The camera that she finds in this hospital, which begins to negatively affect those photographed, is a rather vague part of this story. We never find out where the camera comes from, why Morgan was meant to find it, or what its origin is. There is a “portal” through which Morgan enters that allows her to travel through the different limbo-like lands that hold the “good” parts of the individuals whose pictures she took, and while these moments are tense, they still don't shed a lot of light.
The book is very short, which makes it a very quick read, but it also means that there is not a lot of room for in-depth development. Not only is the camera one of the things that I wanted to know more about, but I was expecting more suspense in-story as a result of the characters that are photographed with it and how twisted their personalities appeared to become. And I would have liked to know what becomes of them after the camera was destroyed.

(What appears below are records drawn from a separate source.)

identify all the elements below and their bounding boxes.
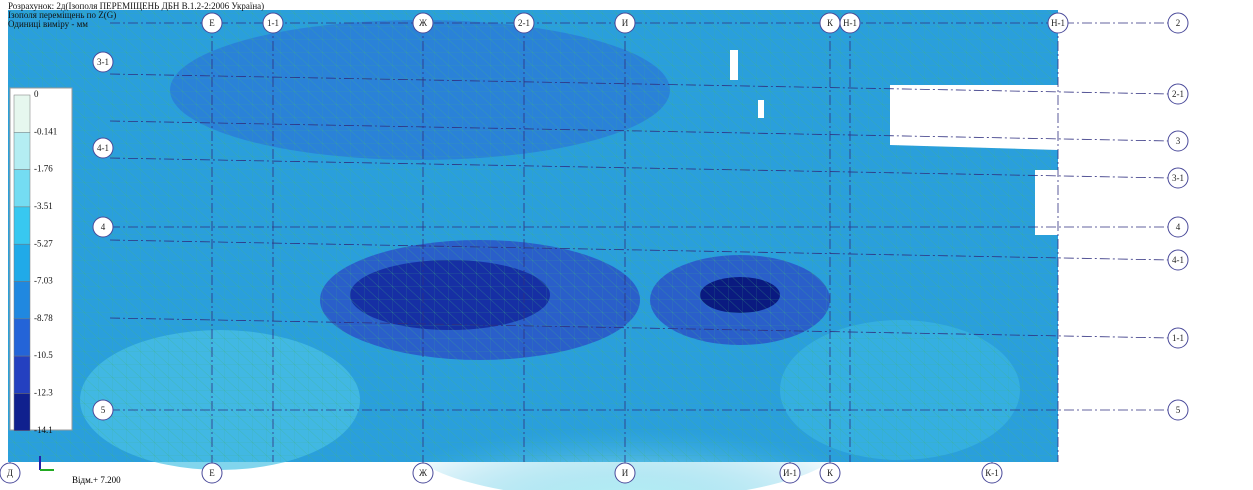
bubble-label: 1-1 — [1172, 333, 1184, 343]
legend-label: -5.27 — [34, 238, 53, 248]
legend-label: -0.141 — [34, 126, 57, 136]
axis-bubble: 2-1 — [514, 13, 534, 33]
bubble-label: 2 — [1176, 18, 1181, 28]
axis-bubble: 5 — [1168, 400, 1188, 420]
bubble-label: 4-1 — [1172, 255, 1184, 265]
bubble-label: Ж — [419, 18, 428, 28]
axis-bubble: 5 — [93, 400, 113, 420]
bubble-label: Д — [7, 468, 13, 478]
bubble-label: 3-1 — [97, 57, 109, 67]
legend-swatch — [14, 244, 30, 281]
bubble-label: Е — [209, 468, 215, 478]
axis-bubble: К — [820, 13, 840, 33]
bubble-label: 3-1 — [1172, 173, 1184, 183]
legend: 0 -0.141 -1.76 -3.51 -5.27 -7.03 -8.78 -10.5 -12… — [10, 88, 72, 435]
axis-bubble: 1-1 — [263, 13, 283, 33]
legend-swatch — [14, 282, 30, 319]
axis-bubble: Е — [202, 463, 222, 483]
legend-swatch — [14, 170, 30, 207]
bubble-label: 5 — [1176, 405, 1181, 415]
axis-bubble: К-1 — [982, 463, 1002, 483]
legend-label: -14.1 — [34, 425, 53, 435]
bubble-label: 2-1 — [518, 18, 530, 28]
screen: Розрахунок: 2д(Ізополя ПЕРЕМІЩЕНЬ ДБН В.… — [0, 0, 1253, 490]
bubble-label: Ж — [419, 468, 428, 478]
axis-bubble: 4-1 — [93, 138, 113, 158]
bubble-label: 3 — [1176, 136, 1181, 146]
axis-bubble: Ж — [413, 13, 433, 33]
bubble-label: Е — [209, 18, 215, 28]
axis-bubble: 1-1 — [1168, 328, 1188, 348]
legend-swatch — [14, 207, 30, 244]
axis-bubble: 3-1 — [93, 52, 113, 72]
legend-swatch — [14, 393, 30, 430]
axis-bubble: И-1 — [780, 463, 800, 483]
bubble-label: 4-1 — [97, 143, 109, 153]
axis-bubble: И — [615, 463, 635, 483]
bubble-label: Н-1 — [1051, 18, 1065, 28]
bubble-label: К-1 — [985, 468, 999, 478]
legend-label: 0 — [34, 89, 39, 99]
legend-label: -3.51 — [34, 201, 53, 211]
axis-bubble: Н-1 — [1048, 13, 1068, 33]
axis-bubble: 4 — [1168, 217, 1188, 237]
bubble-label: 4 — [101, 222, 106, 232]
axis-bubble: 2 — [1168, 13, 1188, 33]
legend-swatch — [14, 319, 30, 356]
legend-swatch — [14, 132, 30, 169]
bubble-label: Н-1 — [843, 18, 857, 28]
bubble-label: И — [622, 18, 629, 28]
bubble-label: И-1 — [783, 468, 797, 478]
bubble-label: 2-1 — [1172, 89, 1184, 99]
axis-bubble: Н-1 — [840, 13, 860, 33]
bubble-label: 4 — [1176, 222, 1181, 232]
axis-bubble: 4 — [93, 217, 113, 237]
legend-label: -7.03 — [34, 276, 53, 286]
axis-bubble: Ж — [413, 463, 433, 483]
bubble-label: И — [622, 468, 629, 478]
bubble-label: 5 — [101, 405, 106, 415]
axis-bubble: Е — [202, 13, 222, 33]
bubble-label: 1-1 — [267, 18, 279, 28]
axis-bubble: 4-1 — [1168, 250, 1188, 270]
axis-bubble: 2-1 — [1168, 84, 1188, 104]
bubble-label: К — [827, 468, 834, 478]
elevation: Відм.+ 7.200 — [72, 475, 121, 485]
axis-bubble: Д — [0, 463, 20, 483]
axis-bubble: 3 — [1168, 131, 1188, 151]
bubble-label: К — [827, 18, 834, 28]
legend-label: -1.76 — [34, 164, 53, 174]
legend-swatch — [14, 356, 30, 393]
axis-bubble: 3-1 — [1168, 168, 1188, 188]
legend-label: -12.3 — [34, 387, 53, 397]
legend-label: -10.5 — [34, 350, 53, 360]
axis-bubble: К — [820, 463, 840, 483]
axis-bubble: И — [615, 13, 635, 33]
header-line: Одиниці виміру - мм — [8, 19, 88, 29]
legend-swatch — [14, 95, 30, 132]
legend-label: -8.78 — [34, 313, 53, 323]
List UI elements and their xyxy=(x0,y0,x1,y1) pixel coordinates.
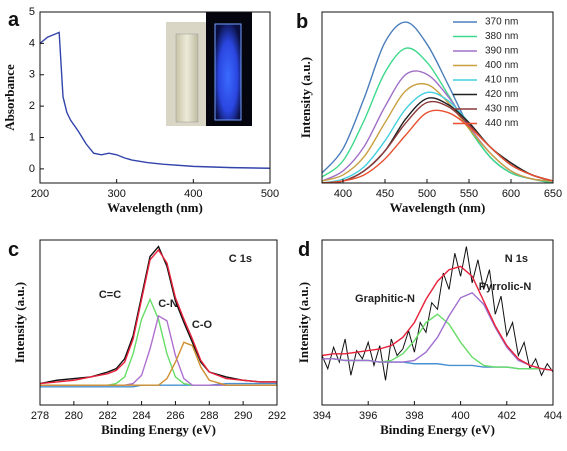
peak-label: C-O xyxy=(192,319,213,331)
legend-label: 410 nm xyxy=(485,75,518,86)
x-tick-label: 300 xyxy=(107,188,125,200)
peak-label: Pyrrolic-N xyxy=(479,281,532,293)
peak-label: C=C xyxy=(99,289,121,301)
x-axis-title: Binding Energy (eV) xyxy=(380,422,495,437)
x-tick-label: 650 xyxy=(544,188,562,200)
x-tick-label: 400 xyxy=(184,188,202,200)
x-tick-label: 450 xyxy=(376,188,394,200)
data-line xyxy=(322,82,553,182)
plot-frame xyxy=(39,11,271,184)
data-line xyxy=(40,245,277,385)
panel-letter: b xyxy=(296,11,308,33)
x-tick-label: 402 xyxy=(498,410,516,422)
legend-label: 400 nm xyxy=(485,60,518,71)
x-tick-label: 200 xyxy=(31,188,49,200)
x-tick-label: 292 xyxy=(268,410,286,422)
x-axis-title: Binding Energy (eV) xyxy=(101,422,216,437)
x-axis-title: Wavelength (nm) xyxy=(390,200,486,215)
y-tick-label: 0 xyxy=(29,163,35,175)
data-line xyxy=(322,47,553,183)
x-tick-label: 400 xyxy=(451,410,469,422)
legend-label: 420 nm xyxy=(485,89,518,100)
y-axis-title: Intensity (a.u.) xyxy=(12,282,27,363)
x-tick-label: 550 xyxy=(460,188,478,200)
data-line xyxy=(40,341,277,386)
x-axis-title: Wavelength (nm) xyxy=(107,200,203,215)
y-tick-label: 3 xyxy=(29,69,35,81)
x-tick-label: 398 xyxy=(405,410,423,422)
legend-label: 370 nm xyxy=(485,17,518,28)
y-axis-title: Absorbance xyxy=(2,64,17,131)
panel-letter: c xyxy=(8,239,19,261)
x-tick-label: 394 xyxy=(313,410,331,422)
cuvette xyxy=(175,33,199,123)
data-line xyxy=(40,297,277,386)
data-line xyxy=(40,31,270,169)
x-tick-label: 284 xyxy=(132,410,150,422)
plot-frame xyxy=(39,239,278,406)
y-tick-label: 1 xyxy=(29,131,35,143)
y-tick-label: 2 xyxy=(29,100,35,112)
plot-frame xyxy=(321,11,554,184)
panel-letter: a xyxy=(8,9,20,31)
x-tick-label: 396 xyxy=(359,410,377,422)
y-axis-title: Intensity (a.u.) xyxy=(298,57,313,138)
data-line xyxy=(322,291,553,372)
data-line xyxy=(322,265,553,372)
legend-label: 380 nm xyxy=(485,31,518,42)
peak-label: C-N xyxy=(158,298,178,310)
x-tick-label: 400 xyxy=(334,188,352,200)
data-line xyxy=(322,313,553,372)
cuvette xyxy=(214,23,242,121)
x-tick-label: 290 xyxy=(234,410,252,422)
data-line xyxy=(322,246,553,381)
data-line xyxy=(40,248,277,385)
legend-label: 440 nm xyxy=(485,118,518,129)
x-tick-label: 600 xyxy=(502,188,520,200)
x-tick-label: 404 xyxy=(544,410,562,422)
data-line xyxy=(40,314,277,386)
x-tick-label: 500 xyxy=(261,188,279,200)
annotation: C 1s xyxy=(229,253,252,265)
panel-letter: d xyxy=(298,239,310,261)
y-axis-title: Intensity (a.u.) xyxy=(296,282,311,363)
plot-frame xyxy=(321,239,554,406)
x-tick-label: 278 xyxy=(31,410,49,422)
x-tick-label: 282 xyxy=(99,410,117,422)
peak-label: Graphitic-N xyxy=(355,293,415,305)
x-tick-label: 500 xyxy=(418,188,436,200)
data-line xyxy=(322,109,553,183)
legend-label: 390 nm xyxy=(485,46,518,57)
x-tick-label: 288 xyxy=(200,410,218,422)
annotation: N 1s xyxy=(505,253,528,265)
x-tick-label: 280 xyxy=(65,410,83,422)
y-tick-label: 5 xyxy=(29,6,35,18)
legend-label: 430 nm xyxy=(485,104,518,115)
y-tick-label: 4 xyxy=(29,37,35,49)
x-tick-label: 286 xyxy=(166,410,184,422)
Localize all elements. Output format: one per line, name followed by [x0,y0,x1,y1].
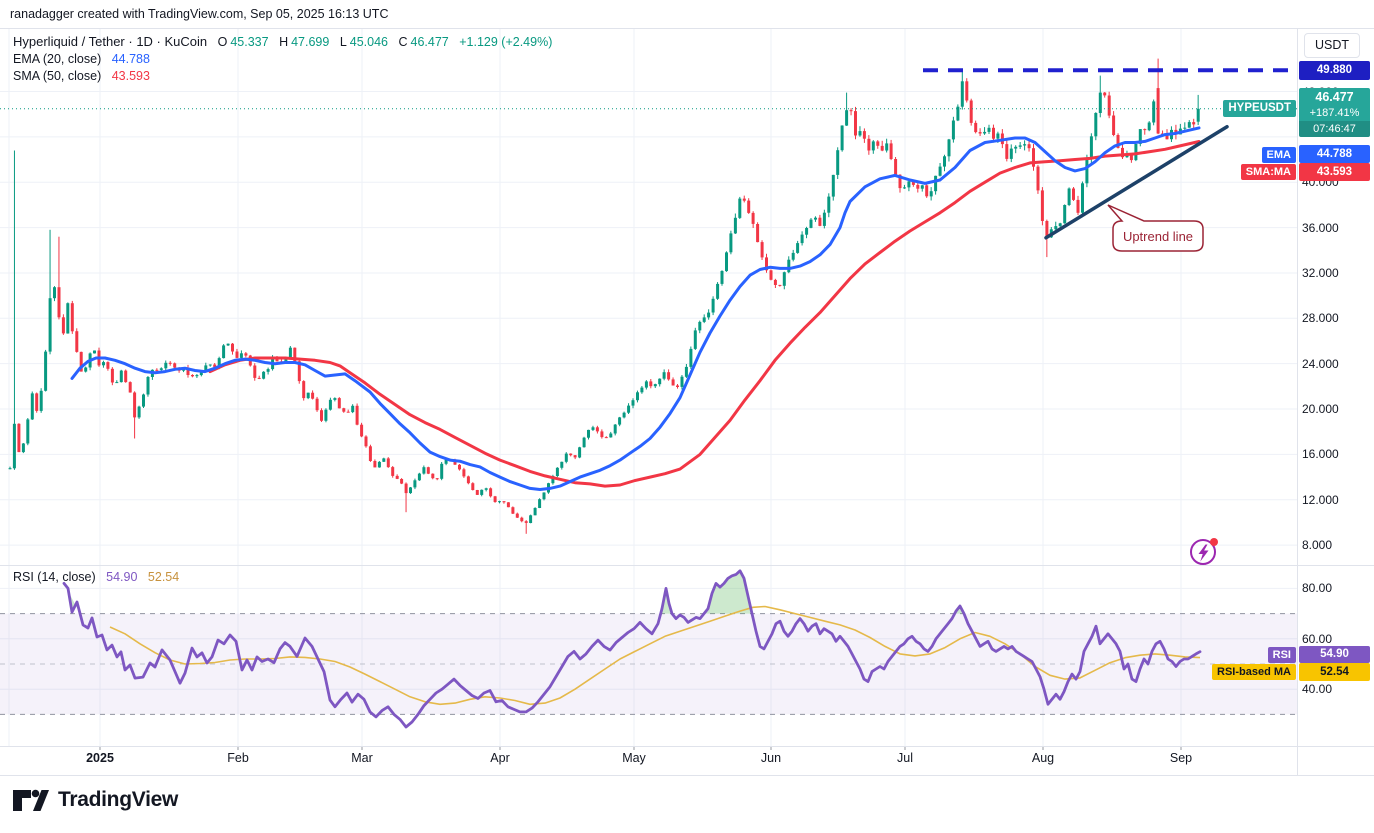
sma-tag: SMA:MA [1240,164,1296,180]
attribution-text: ranadagger created with TradingView.com,… [10,7,389,21]
rsi-value-chip: 54.90 [1299,646,1370,663]
change-percent-value: +187.41% [1309,107,1360,119]
callout-label: Uptrend line [1123,229,1193,244]
ema-price-chip: 44.788 [1299,145,1370,163]
resistance-price-chip: 49.880 [1299,61,1370,80]
change-value: +1.129 (+2.49%) [459,35,553,49]
ema-legend-row[interactable]: EMA (20, close) 44.788 [13,51,555,68]
sma-value: 43.593 [111,69,150,83]
ema-label[interactable]: EMA (20, close) [13,52,102,66]
close-label: C [398,35,408,49]
time-axis-bottom-border [0,775,1374,776]
ema-value: 44.788 [111,52,150,66]
rsi-legend: RSI (14, close) 54.90 52.54 [13,569,182,586]
symbol-title[interactable]: Hyperliquid / Tether · 1D · KuCoin [13,34,208,49]
main-legend: Hyperliquid / Tether · 1D · KuCoin O 45.3… [13,33,555,85]
price-axis-border [1297,28,1298,775]
sma-price-chip: 43.593 [1299,163,1370,181]
pane-top-border [0,28,1374,29]
rsi-ma-value-chip: 52.54 [1299,663,1370,681]
callout-bubble [1107,204,1204,252]
rsi-ma-value: 52.54 [147,570,180,584]
last-price-value: 46.477 [1315,90,1354,104]
open-value: 45.337 [230,35,269,49]
uptrend-callout[interactable]: Uptrend line [1107,204,1204,252]
rsi-label[interactable]: RSI (14, close) [13,570,96,584]
symbol-legend-row[interactable]: Hyperliquid / Tether · 1D · KuCoin O 45.3… [13,33,555,51]
low-label: L [339,35,347,49]
high-value: 47.699 [291,35,330,49]
notification-dot [1210,538,1218,546]
bar-countdown: 07:46:47 [1299,121,1370,137]
rsi-value: 54.90 [106,570,138,584]
tradingview-logo-icon [13,789,49,811]
currency-button[interactable]: USDT [1304,33,1360,58]
flash-icon-circle [1190,539,1216,565]
open-label: O [217,35,228,49]
flash-ideas-button[interactable] [1186,534,1222,570]
rsi-ma-tag: RSI-based MA [1212,664,1296,680]
high-label: H [279,35,289,49]
close-value: 46.477 [410,35,449,49]
sma-legend-row[interactable]: SMA (50, close) 43.593 [13,68,555,85]
tradingview-logo-text: TradingView [58,788,179,811]
symbol-tag: HYPEUSDT [1223,100,1296,117]
sma-label[interactable]: SMA (50, close) [13,69,102,83]
ema-tag: EMA [1261,147,1296,163]
last-price-axis-block: 46.477 +187.41% 07:46:47 [1299,88,1370,137]
rsi-tag: RSI [1267,647,1296,663]
rsi-legend-row[interactable]: RSI (14, close) 54.90 52.54 [13,569,182,586]
low-value: 45.046 [349,35,388,49]
time-axis-border [0,746,1374,747]
pane-separator[interactable] [0,565,1374,566]
lightning-icon [1198,544,1209,562]
tradingview-logo[interactable]: TradingView [12,786,178,814]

Morgan's depression, however, is well portrayed not only internally but in the way that she relates to those around her. Especially with her mom, the person that she seems to have the most rocky of relationships post-accident. Sevren's and her friendship is a nice boon—as usually is the case whenever we have a best friends' dynamic in a novel—and the magpie psychopomp was quite adorable.
I would have loved for there to be more story, more details, more exploration into the hospital and a way to bring that out into the present day of the plot so that it could connect with everyone in it and expand it. It would have certainly added that creepy kick that the premise promised.